Sila tomó asiento en un sofá frente al de ella.
—Es que nunca tengo suerte con las mujeres —contestó de pronto.
—¿En qué sentido? —inquirió Aurelia, sorprendida.
—Con las mujeres que... amo. Con las mujeres con quienes me caso.
Qué curioso: le resultaba más fácil hablar del matrimonio que del amor.
—¿Pero ahora de qué se trata? —inquirió ella.
—Oh, un poco de ambas cosas. Enamorado de una y casado con otra.
—¡Oh, Lucio Cornelio! —dijo Aurelia mirándole con verdadera complacencia y sin un ápice de deseo—. No voy a pedirte nombres, porque en realidad no quiero saberlos, pero me has planteado un dilema y trataré de contestar.

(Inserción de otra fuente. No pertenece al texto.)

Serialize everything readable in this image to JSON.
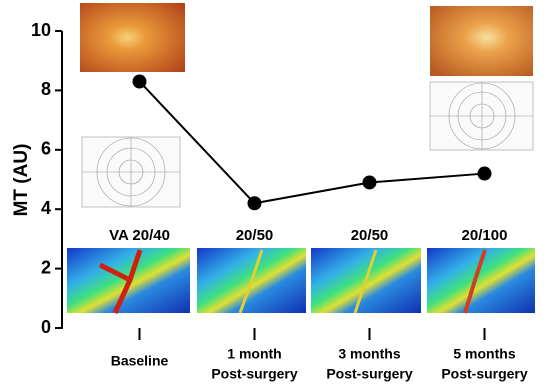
{
  "chart_data": {
    "type": "line",
    "y_label": "MT (AU)",
    "categories": [
      [
        "Baseline"
      ],
      [
        "1 month",
        "Post-surgery"
      ],
      [
        "3 months",
        "Post-surgery"
      ],
      [
        "5 months",
        "Post-surgery"
      ]
    ],
    "values": [
      8.3,
      4.2,
      4.9,
      5.2
    ],
    "annotations": [
      "VA 20/40",
      "20/50",
      "20/50",
      "20/100"
    ],
    "color": "#000000",
    "ylim": [
      0,
      10
    ],
    "yticks": [
      0,
      2,
      4,
      6,
      8,
      10
    ]
  }
}
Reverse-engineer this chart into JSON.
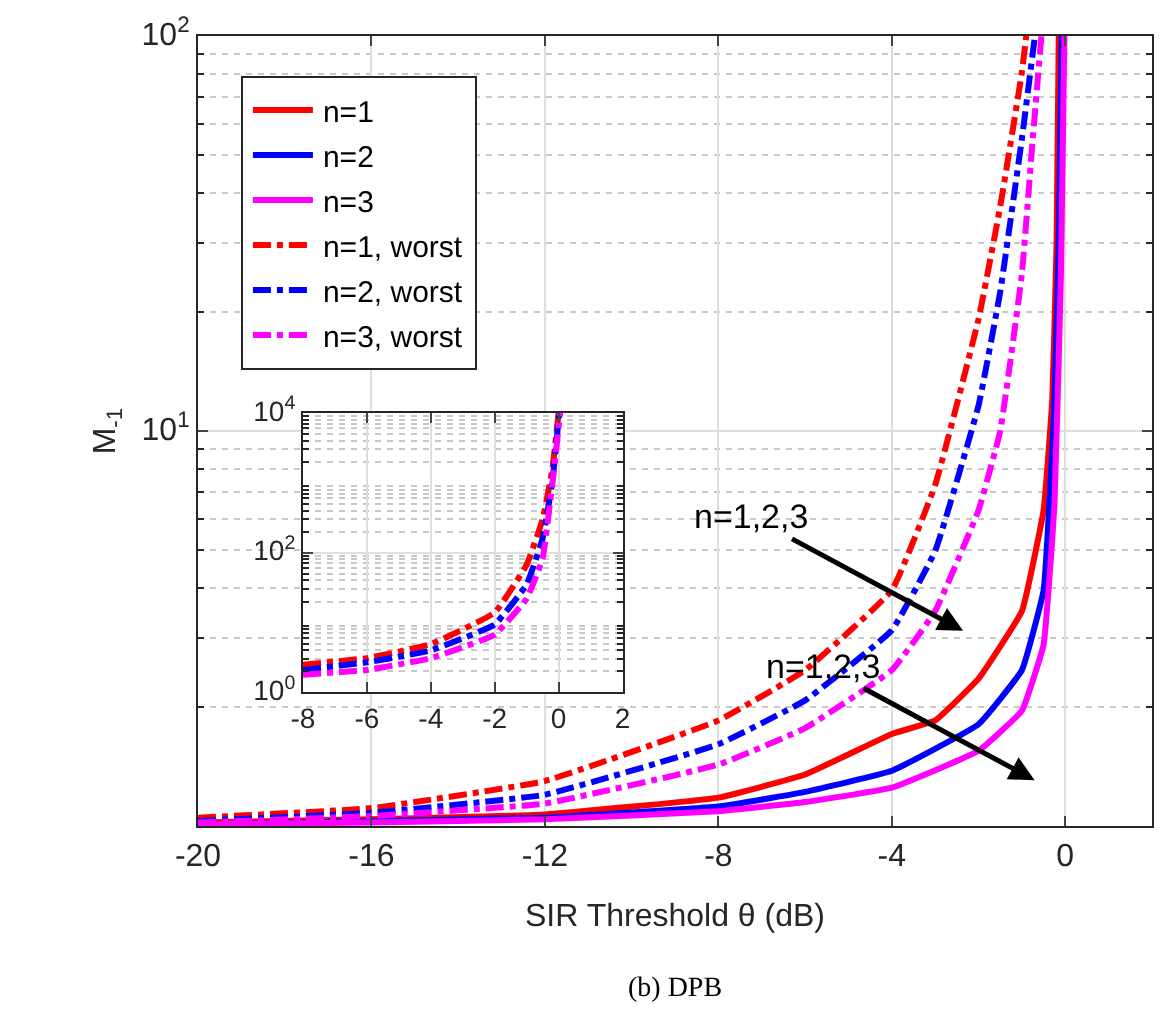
{
  "chart_data": [
    {
      "type": "line",
      "xlabel": "SIR Threshold θ (dB)",
      "ylabel": "M$_{-1}$",
      "log": "y",
      "grid": true,
      "legend": "top left",
      "xlim": [
        -20,
        2
      ],
      "xticks": [
        -20,
        -16,
        -12,
        -8,
        -4,
        0
      ],
      "ylim": [
        1,
        100
      ],
      "yticks": [
        {
          "value": 10,
          "label": "10$^{1}$"
        },
        {
          "value": 100,
          "label": "10$^{2}$"
        }
      ],
      "annotations": [
        "n=1,2,3",
        "n=1,2,3",
        "(b) DPB"
      ],
      "series": [
        {
          "name": "n=1",
          "color": "#ff0000",
          "line_style": "solid",
          "x": [
            -20,
            -16,
            -12,
            -8,
            -6,
            -4,
            -3,
            -2,
            -1,
            -0.5,
            -0.3,
            -0.2,
            -0.15
          ],
          "values": [
            1.02,
            1.04,
            1.07,
            1.18,
            1.35,
            1.71,
            1.85,
            2.36,
            3.5,
            6.3,
            12,
            30,
            100
          ]
        },
        {
          "name": "n=2",
          "color": "#0000ff",
          "line_style": "solid",
          "x": [
            -20,
            -16,
            -12,
            -8,
            -6,
            -4,
            -2,
            -1,
            -0.5,
            -0.25,
            -0.15,
            -0.08
          ],
          "values": [
            1.01,
            1.03,
            1.05,
            1.12,
            1.22,
            1.38,
            1.81,
            2.48,
            3.95,
            11.6,
            30,
            100
          ]
        },
        {
          "name": "n=3",
          "color": "#ff00ff",
          "line_style": "solid",
          "x": [
            -20,
            -16,
            -12,
            -8,
            -6,
            -4,
            -2,
            -1,
            -0.5,
            -0.25,
            -0.1,
            -0.02
          ],
          "values": [
            1.01,
            1.02,
            1.04,
            1.09,
            1.15,
            1.25,
            1.55,
            1.96,
            2.88,
            6.5,
            25,
            100
          ]
        },
        {
          "name": "n=1, worst",
          "color": "#ff0000",
          "line_style": "dashed",
          "x": [
            -20,
            -16,
            -12,
            -8,
            -6,
            -4,
            -3,
            -2,
            -1.5,
            -1,
            -0.9
          ],
          "values": [
            1.05,
            1.11,
            1.3,
            1.85,
            2.48,
            3.95,
            7.3,
            19.2,
            37,
            81,
            100
          ]
        },
        {
          "name": "n=2, worst",
          "color": "#0000ff",
          "line_style": "dashed",
          "x": [
            -20,
            -16,
            -12,
            -8,
            -6,
            -4,
            -3,
            -2,
            -1.5,
            -1,
            -0.7
          ],
          "values": [
            1.03,
            1.08,
            1.2,
            1.61,
            2.08,
            3.13,
            4.97,
            11.6,
            22.5,
            55,
            100
          ]
        },
        {
          "name": "n=3, worst",
          "color": "#ff00ff",
          "line_style": "dashed",
          "x": [
            -20,
            -16,
            -12,
            -8,
            -6,
            -4,
            -3,
            -2,
            -1.5,
            -1,
            -0.75,
            -0.55
          ],
          "values": [
            1.02,
            1.06,
            1.14,
            1.43,
            1.77,
            2.48,
            3.5,
            6.3,
            10,
            25,
            55,
            100
          ]
        }
      ]
    },
    {
      "type": "line",
      "log": "y",
      "grid": true,
      "xlim": [
        -8,
        2
      ],
      "xticks": [
        -8,
        -6,
        -4,
        -2,
        0,
        2
      ],
      "ylim": [
        1,
        10000
      ],
      "yticks": [
        {
          "value": 1,
          "label": "10$^{0}$"
        },
        {
          "value": 100,
          "label": "10$^{2}$"
        },
        {
          "value": 10000,
          "label": "10$^{4}$"
        }
      ],
      "series": [
        {
          "color": "#ff0000",
          "line_style": "dashed",
          "x": [
            -8,
            -6,
            -4,
            -2,
            -1,
            -0.5,
            -0.2,
            0
          ],
          "values": [
            2.5,
            3.1,
            4.9,
            13.9,
            67,
            300,
            1500,
            10000
          ]
        },
        {
          "color": "#0000ff",
          "line_style": "dashed",
          "x": [
            -8,
            -6,
            -4,
            -2,
            -1,
            -0.5,
            -0.2,
            0.02
          ],
          "values": [
            2.1,
            2.7,
            4,
            9.4,
            35,
            160,
            1000,
            10000
          ]
        },
        {
          "color": "#ff00ff",
          "line_style": "dashed",
          "x": [
            -8,
            -6,
            -4,
            -2,
            -1,
            -0.5,
            -0.2,
            0.05
          ],
          "values": [
            1.8,
            2.1,
            3.1,
            6.7,
            22,
            82,
            930,
            10000
          ]
        }
      ]
    }
  ]
}
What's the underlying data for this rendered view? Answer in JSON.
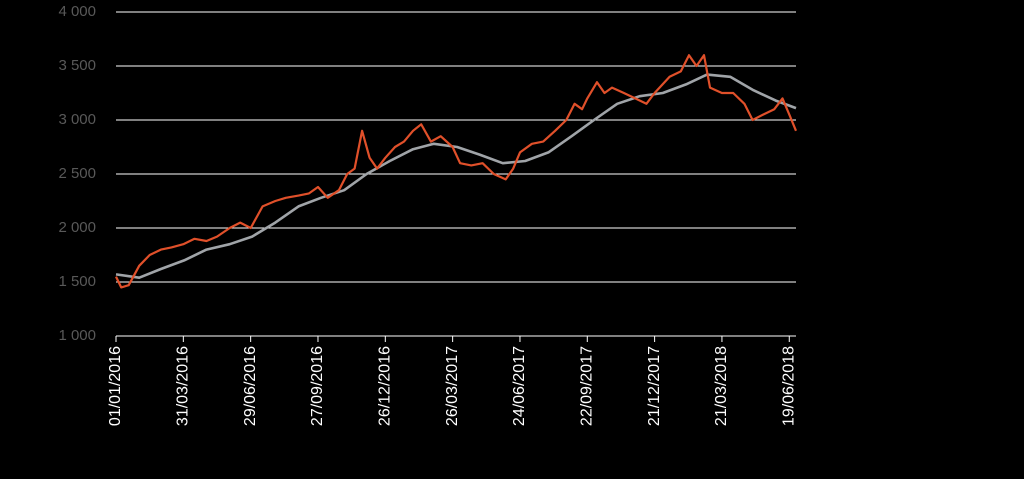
{
  "chart_data": {
    "type": "line",
    "xlim": [
      "2016-01-01",
      "2018-06-28"
    ],
    "xticks": [
      {
        "value": "2016-01-01",
        "label": "01/01/2016"
      },
      {
        "value": "2016-03-31",
        "label": "31/03/2016"
      },
      {
        "value": "2016-06-29",
        "label": "29/06/2016"
      },
      {
        "value": "2016-09-27",
        "label": "27/09/2016"
      },
      {
        "value": "2016-12-26",
        "label": "26/12/2016"
      },
      {
        "value": "2017-03-26",
        "label": "26/03/2017"
      },
      {
        "value": "2017-06-24",
        "label": "24/06/2017"
      },
      {
        "value": "2017-09-22",
        "label": "22/09/2017"
      },
      {
        "value": "2017-12-21",
        "label": "21/12/2017"
      },
      {
        "value": "2018-03-21",
        "label": "21/03/2018"
      },
      {
        "value": "2018-06-19",
        "label": "19/06/2018"
      }
    ],
    "ylim": [
      1000,
      4000
    ],
    "yticks": [
      {
        "value": 1000,
        "label": "1 000"
      },
      {
        "value": 1500,
        "label": "1 500"
      },
      {
        "value": 2000,
        "label": "2 000"
      },
      {
        "value": 2500,
        "label": "2 500"
      },
      {
        "value": 3000,
        "label": "3 000"
      },
      {
        "value": 3500,
        "label": "3 500"
      },
      {
        "value": 4000,
        "label": "4 000"
      }
    ],
    "grid": true,
    "series": [
      {
        "color": "#e0502a",
        "x": [
          "2016-01-01",
          "2016-01-08",
          "2016-01-18",
          "2016-02-01",
          "2016-02-15",
          "2016-03-01",
          "2016-03-15",
          "2016-03-31",
          "2016-04-15",
          "2016-05-01",
          "2016-05-15",
          "2016-06-01",
          "2016-06-15",
          "2016-06-29",
          "2016-07-15",
          "2016-08-01",
          "2016-08-15",
          "2016-09-01",
          "2016-09-15",
          "2016-09-27",
          "2016-10-10",
          "2016-10-25",
          "2016-11-05",
          "2016-11-15",
          "2016-11-25",
          "2016-12-05",
          "2016-12-15",
          "2016-12-26",
          "2017-01-08",
          "2017-01-20",
          "2017-02-01",
          "2017-02-12",
          "2017-02-25",
          "2017-03-10",
          "2017-03-26",
          "2017-04-05",
          "2017-04-20",
          "2017-05-05",
          "2017-05-20",
          "2017-06-05",
          "2017-06-15",
          "2017-06-24",
          "2017-07-10",
          "2017-07-25",
          "2017-08-10",
          "2017-08-25",
          "2017-09-05",
          "2017-09-15",
          "2017-09-22",
          "2017-10-05",
          "2017-10-15",
          "2017-10-25",
          "2017-11-10",
          "2017-11-25",
          "2017-12-10",
          "2017-12-21",
          "2018-01-10",
          "2018-01-25",
          "2018-02-05",
          "2018-02-15",
          "2018-02-25",
          "2018-03-05",
          "2018-03-21",
          "2018-04-05",
          "2018-04-20",
          "2018-05-01",
          "2018-05-15",
          "2018-05-30",
          "2018-06-10",
          "2018-06-19",
          "2018-06-28"
        ],
        "values": [
          1550,
          1450,
          1470,
          1650,
          1750,
          1800,
          1820,
          1850,
          1900,
          1880,
          1920,
          2000,
          2050,
          2000,
          2200,
          2250,
          2280,
          2300,
          2320,
          2380,
          2280,
          2350,
          2500,
          2550,
          2900,
          2650,
          2550,
          2650,
          2750,
          2800,
          2900,
          2960,
          2800,
          2850,
          2750,
          2600,
          2580,
          2600,
          2500,
          2450,
          2550,
          2700,
          2780,
          2800,
          2900,
          3000,
          3150,
          3100,
          3200,
          3350,
          3250,
          3300,
          3250,
          3200,
          3150,
          3250,
          3400,
          3450,
          3600,
          3500,
          3600,
          3300,
          3250,
          3250,
          3150,
          3000,
          3050,
          3100,
          3200,
          3050,
          2900
        ]
      },
      {
        "color": "#a0a4a8",
        "x": [
          "2016-01-01",
          "2016-02-01",
          "2016-03-01",
          "2016-04-01",
          "2016-05-01",
          "2016-06-01",
          "2016-07-01",
          "2016-08-01",
          "2016-09-01",
          "2016-10-01",
          "2016-11-01",
          "2016-12-01",
          "2017-01-01",
          "2017-02-01",
          "2017-03-01",
          "2017-04-01",
          "2017-05-01",
          "2017-06-01",
          "2017-07-01",
          "2017-08-01",
          "2017-09-01",
          "2017-10-01",
          "2017-11-01",
          "2017-12-01",
          "2018-01-01",
          "2018-02-01",
          "2018-03-01",
          "2018-04-01",
          "2018-05-01",
          "2018-06-01",
          "2018-06-28"
        ],
        "values": [
          1570,
          1540,
          1620,
          1700,
          1800,
          1850,
          1920,
          2050,
          2200,
          2280,
          2350,
          2500,
          2620,
          2730,
          2780,
          2750,
          2680,
          2600,
          2620,
          2700,
          2850,
          3000,
          3150,
          3220,
          3250,
          3330,
          3420,
          3400,
          3280,
          3180,
          3110
        ]
      }
    ]
  }
}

—No hay mucho que decir —replicó él encogiéndose de hombros—. Me he casado con Elia, elegida por mi suegra. Después de Julilla, quería una matrona romana cabal, alguien como Julia o como tú, si fueses mayor. Cuando Marcia me presentó a Elia, pensé que era la mujer ideal: tranquila, apacible, con buen humor, atractiva, una buena persona. Y pensé: ¡Estupendo! Por fin tengo esa mujer romana que quiero. No puedo amar a cualquiera, así que me caso con alguien que me gusta.
—Tengo entendido que tu mujer Germana te gustaba —dijo Aurelia.
—Sí, mucho. Aún hay cosas en que la echo de menos. Pero ella no es romana y de nada puede servirle a un senador, ¿no crees? En fin, pensé que Elia acabaría siendo muy parecida a Germana —dijo con una seca carcajada—. ¡Pero me equivoqué! Resultó que Elia es aburrida, vulgar. Muy buena persona, sí, pero un rato en su compañía y bostezo.
—¿Es buena con los niños?
—Muy buena; no puedo quejarme —contestó con otra carcajada—. Si la hubiera contratado como niñera, sería ideal. Adora a los niños y ellos la idolatran.
Hablaba como si ella no existiera, como si no importara que le oyera, como si fuese un simple pretexto para expresar en voz alta sus pensamientos.
—Nada más regresar de la Galia itálica, Escauro me invitó a cenar a su casa —prosiguió—. Me sentí en cierto modo halagado, aunque no sin reservas, porque pensé si no estaría todo el clan de Metelo para intentar apartarme de Cayo Mario. Y allí fue donde la conocí, a la pobre: la esposa de Escauro. ¡Por todos los dioses!, ¿por qué tenían que casarla con Escauro? ¡Puede ser su abuelo! Dalmática es su nombre; para tener metidas en cintura a los centenares de Cecilias Metelas. Nada más verla, la amé. Al menos, creo que es amor, aunque también es compasión; pero no dejo de pensar en ella, y eso quiere decir que es amor, ¿no? Esta encinta. ¿No te parece repugnante? Naturalmente, a ella nadie le pidió su parecer. Metelo el Meneitos se la regaló simplemente a Escauro como a un niño un dulce. Ha muerto tu hijo, pues toma este premio de consolación. ¡Haz otro hijo! Repugnante. Y, sin embargo, si me conocieran a medias, serían ellos los asqueados. Para mí, Aurelia, son más inmorales que yo, pero ellos nunca lo verán asi.